Pair Corralation between Columbia Acorn and Guggenheim Strategic
Assuming the 90 days horizon Columbia Acorn International is expected to generate 0.52 times more return on investment than Guggenheim Strategic. However, Columbia Acorn International is 1.94 times less risky than Guggenheim Strategic. It trades about -0.05 of its potential returns per unit of risk. Guggenheim Strategic Opportunities is currently generating about -0.15 per unit of risk. If you would invest 2,462 in Columbia Acorn International on September 13, 2025 and sell it today you would lose (76.00) from holding Columbia Acorn International or give up 3.09% of portfolio value over 90 days.
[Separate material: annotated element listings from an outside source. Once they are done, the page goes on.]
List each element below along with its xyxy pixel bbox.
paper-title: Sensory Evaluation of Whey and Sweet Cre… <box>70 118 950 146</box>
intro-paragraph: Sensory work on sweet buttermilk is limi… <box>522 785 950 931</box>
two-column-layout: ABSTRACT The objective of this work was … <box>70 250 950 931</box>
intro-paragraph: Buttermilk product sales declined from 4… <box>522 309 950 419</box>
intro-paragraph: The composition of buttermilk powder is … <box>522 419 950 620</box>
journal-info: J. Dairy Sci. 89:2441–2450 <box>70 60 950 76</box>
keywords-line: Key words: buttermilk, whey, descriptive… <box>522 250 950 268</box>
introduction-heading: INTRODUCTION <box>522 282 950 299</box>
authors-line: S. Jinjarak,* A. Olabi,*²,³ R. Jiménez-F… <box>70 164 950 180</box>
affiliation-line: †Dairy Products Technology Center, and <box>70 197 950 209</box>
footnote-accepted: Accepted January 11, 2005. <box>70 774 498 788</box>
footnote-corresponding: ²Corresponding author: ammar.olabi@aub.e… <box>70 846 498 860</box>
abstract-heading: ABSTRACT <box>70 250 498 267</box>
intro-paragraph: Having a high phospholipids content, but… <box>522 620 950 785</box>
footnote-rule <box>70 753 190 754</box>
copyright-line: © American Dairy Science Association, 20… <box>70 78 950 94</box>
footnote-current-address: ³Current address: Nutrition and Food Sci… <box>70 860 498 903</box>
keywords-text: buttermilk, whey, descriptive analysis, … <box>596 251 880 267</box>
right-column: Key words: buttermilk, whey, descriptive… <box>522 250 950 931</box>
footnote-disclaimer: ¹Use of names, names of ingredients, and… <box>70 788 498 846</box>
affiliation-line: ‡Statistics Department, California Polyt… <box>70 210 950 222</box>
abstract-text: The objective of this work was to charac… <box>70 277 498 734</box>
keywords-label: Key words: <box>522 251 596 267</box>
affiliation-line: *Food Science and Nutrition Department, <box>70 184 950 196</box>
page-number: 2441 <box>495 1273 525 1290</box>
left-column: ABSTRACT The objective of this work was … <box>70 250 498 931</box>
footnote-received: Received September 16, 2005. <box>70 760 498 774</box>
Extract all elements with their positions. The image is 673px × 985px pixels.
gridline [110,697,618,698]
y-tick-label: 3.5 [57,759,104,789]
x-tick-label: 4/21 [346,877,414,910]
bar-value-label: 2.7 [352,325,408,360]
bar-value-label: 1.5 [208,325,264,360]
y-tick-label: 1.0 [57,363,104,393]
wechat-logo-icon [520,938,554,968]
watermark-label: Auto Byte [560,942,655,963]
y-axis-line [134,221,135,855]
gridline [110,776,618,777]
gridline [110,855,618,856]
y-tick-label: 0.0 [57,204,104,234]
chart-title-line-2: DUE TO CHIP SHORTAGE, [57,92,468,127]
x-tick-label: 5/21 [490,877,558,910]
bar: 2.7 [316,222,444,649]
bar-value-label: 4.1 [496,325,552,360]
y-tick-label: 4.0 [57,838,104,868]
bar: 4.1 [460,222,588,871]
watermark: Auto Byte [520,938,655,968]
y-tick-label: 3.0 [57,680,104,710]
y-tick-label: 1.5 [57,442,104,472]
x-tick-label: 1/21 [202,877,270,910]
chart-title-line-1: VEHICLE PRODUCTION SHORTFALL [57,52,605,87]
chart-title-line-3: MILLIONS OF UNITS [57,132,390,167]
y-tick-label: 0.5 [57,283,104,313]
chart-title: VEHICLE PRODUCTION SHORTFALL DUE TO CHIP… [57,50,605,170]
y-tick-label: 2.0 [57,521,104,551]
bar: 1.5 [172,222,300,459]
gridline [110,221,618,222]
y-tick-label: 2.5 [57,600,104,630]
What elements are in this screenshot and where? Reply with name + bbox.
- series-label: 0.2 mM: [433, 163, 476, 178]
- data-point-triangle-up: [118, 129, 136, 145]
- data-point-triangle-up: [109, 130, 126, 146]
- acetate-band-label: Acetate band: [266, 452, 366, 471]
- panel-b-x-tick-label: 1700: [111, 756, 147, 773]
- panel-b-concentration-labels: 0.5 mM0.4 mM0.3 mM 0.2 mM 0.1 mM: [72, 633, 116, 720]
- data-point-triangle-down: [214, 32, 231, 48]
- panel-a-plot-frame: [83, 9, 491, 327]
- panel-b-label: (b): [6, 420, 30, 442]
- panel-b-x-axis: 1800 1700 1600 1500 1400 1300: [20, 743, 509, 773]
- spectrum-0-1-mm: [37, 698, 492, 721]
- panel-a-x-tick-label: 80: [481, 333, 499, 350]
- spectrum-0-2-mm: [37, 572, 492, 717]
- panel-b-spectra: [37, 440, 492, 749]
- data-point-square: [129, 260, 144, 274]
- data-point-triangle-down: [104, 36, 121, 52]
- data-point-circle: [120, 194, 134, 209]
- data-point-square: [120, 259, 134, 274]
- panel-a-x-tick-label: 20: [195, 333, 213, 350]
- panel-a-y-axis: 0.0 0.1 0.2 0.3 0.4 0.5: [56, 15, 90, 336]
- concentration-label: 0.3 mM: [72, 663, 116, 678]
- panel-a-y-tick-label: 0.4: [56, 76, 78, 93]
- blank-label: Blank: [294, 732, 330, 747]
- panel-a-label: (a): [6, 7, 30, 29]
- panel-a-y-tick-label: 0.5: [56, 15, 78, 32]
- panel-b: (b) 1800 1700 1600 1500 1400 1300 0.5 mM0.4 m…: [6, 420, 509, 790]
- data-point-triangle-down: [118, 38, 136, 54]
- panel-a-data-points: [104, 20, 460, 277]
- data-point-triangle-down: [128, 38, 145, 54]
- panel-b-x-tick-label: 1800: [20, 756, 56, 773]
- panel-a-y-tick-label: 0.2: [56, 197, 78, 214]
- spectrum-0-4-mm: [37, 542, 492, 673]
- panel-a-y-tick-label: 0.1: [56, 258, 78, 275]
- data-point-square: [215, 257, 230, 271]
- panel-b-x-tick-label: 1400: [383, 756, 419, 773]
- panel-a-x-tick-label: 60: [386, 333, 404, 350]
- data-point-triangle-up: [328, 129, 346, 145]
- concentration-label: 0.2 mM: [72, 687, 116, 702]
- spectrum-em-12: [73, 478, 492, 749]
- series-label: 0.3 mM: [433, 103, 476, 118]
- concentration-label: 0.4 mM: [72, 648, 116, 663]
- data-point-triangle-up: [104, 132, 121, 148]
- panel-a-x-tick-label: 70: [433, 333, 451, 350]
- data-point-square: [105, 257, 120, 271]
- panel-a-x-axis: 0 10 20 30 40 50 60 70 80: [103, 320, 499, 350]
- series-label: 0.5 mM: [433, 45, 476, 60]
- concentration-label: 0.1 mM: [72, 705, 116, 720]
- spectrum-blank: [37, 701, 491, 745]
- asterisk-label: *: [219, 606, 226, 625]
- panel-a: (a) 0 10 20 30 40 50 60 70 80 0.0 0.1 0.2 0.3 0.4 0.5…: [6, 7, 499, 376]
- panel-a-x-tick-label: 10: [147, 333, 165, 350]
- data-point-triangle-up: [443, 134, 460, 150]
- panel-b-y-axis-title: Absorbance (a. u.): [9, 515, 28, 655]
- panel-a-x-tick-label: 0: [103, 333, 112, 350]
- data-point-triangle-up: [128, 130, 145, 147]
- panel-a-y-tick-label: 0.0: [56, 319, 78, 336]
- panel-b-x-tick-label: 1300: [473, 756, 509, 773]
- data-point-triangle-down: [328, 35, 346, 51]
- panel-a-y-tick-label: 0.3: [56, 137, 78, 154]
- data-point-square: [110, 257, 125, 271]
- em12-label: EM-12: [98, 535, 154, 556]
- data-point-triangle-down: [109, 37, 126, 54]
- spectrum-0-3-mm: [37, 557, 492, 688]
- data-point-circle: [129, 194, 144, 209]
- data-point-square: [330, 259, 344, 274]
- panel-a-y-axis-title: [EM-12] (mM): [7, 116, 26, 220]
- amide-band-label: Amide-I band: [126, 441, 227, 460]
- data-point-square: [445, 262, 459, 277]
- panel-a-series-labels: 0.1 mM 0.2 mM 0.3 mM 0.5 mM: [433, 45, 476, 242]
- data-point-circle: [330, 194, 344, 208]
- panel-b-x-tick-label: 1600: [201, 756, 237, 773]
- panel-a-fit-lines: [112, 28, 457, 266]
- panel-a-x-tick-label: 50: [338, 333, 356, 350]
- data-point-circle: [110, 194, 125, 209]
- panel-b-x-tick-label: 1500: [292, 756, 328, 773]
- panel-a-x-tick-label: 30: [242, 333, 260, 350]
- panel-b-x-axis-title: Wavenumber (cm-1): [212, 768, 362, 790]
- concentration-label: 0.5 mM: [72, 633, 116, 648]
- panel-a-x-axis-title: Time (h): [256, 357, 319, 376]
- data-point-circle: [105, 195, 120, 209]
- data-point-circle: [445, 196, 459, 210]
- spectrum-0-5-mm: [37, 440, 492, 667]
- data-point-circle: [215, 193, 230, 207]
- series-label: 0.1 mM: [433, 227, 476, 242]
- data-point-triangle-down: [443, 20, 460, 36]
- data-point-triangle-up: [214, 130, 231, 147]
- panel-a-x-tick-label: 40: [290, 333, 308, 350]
| Time Period | 3 Months [change] |
| Direction | Moves Together |
| Strength | Significant |
| Accuracy | 100.0% |
| Values | Daily Returns |
Columbia Acorn International vs. Guggenheim Strategic Opportuni
Performance |
| Timeline |
| Columbia Acorn Inter |
| Guggenheim Strategic |
Columbia Acorn and Guggenheim Strategic Volatility Contrast
Predicted Return Density |
| Returns |
Pair Trading with Columbia Acorn and Guggenheim Strategic
The main advantage of trading using opposite Columbia Acorn and Guggenheim Strategic positions is that it hedges away some unsystematic risk. Because of two separate transactions, even if Columbia Acorn position performs unexpectedly, Guggenheim Strategic can make up some of the losses. Pair trading also minimizes risk from directional movements in the market. For example, if an entire industry or sector drops because of unexpected headlines, the short position in Guggenheim Strategic will offset losses from the drop in Guggenheim Strategic's long position.| Columbia Acorn vs. Fidelity Advisor Large | Columbia Acorn vs. Cohen And Steers | Columbia Acorn vs. Kayne Anderson MLP | Columbia Acorn vs. Pimco Dynamic Income |
| Guggenheim Strategic vs. Cornerstone Strategic Value | Guggenheim Strategic vs. Cohen And Steers | Guggenheim Strategic vs. Wasatch E Growth | Guggenheim Strategic vs. Fidelity Advisor Large |
Check out your portfolio center.Note that this page's information should be used as a complementary analysis to find the right mix of equity instruments to add to your existing portfolios or create a brand new portfolio. You can also try the ETFs module to find actively traded Exchange Traded Funds (ETF) from around the world.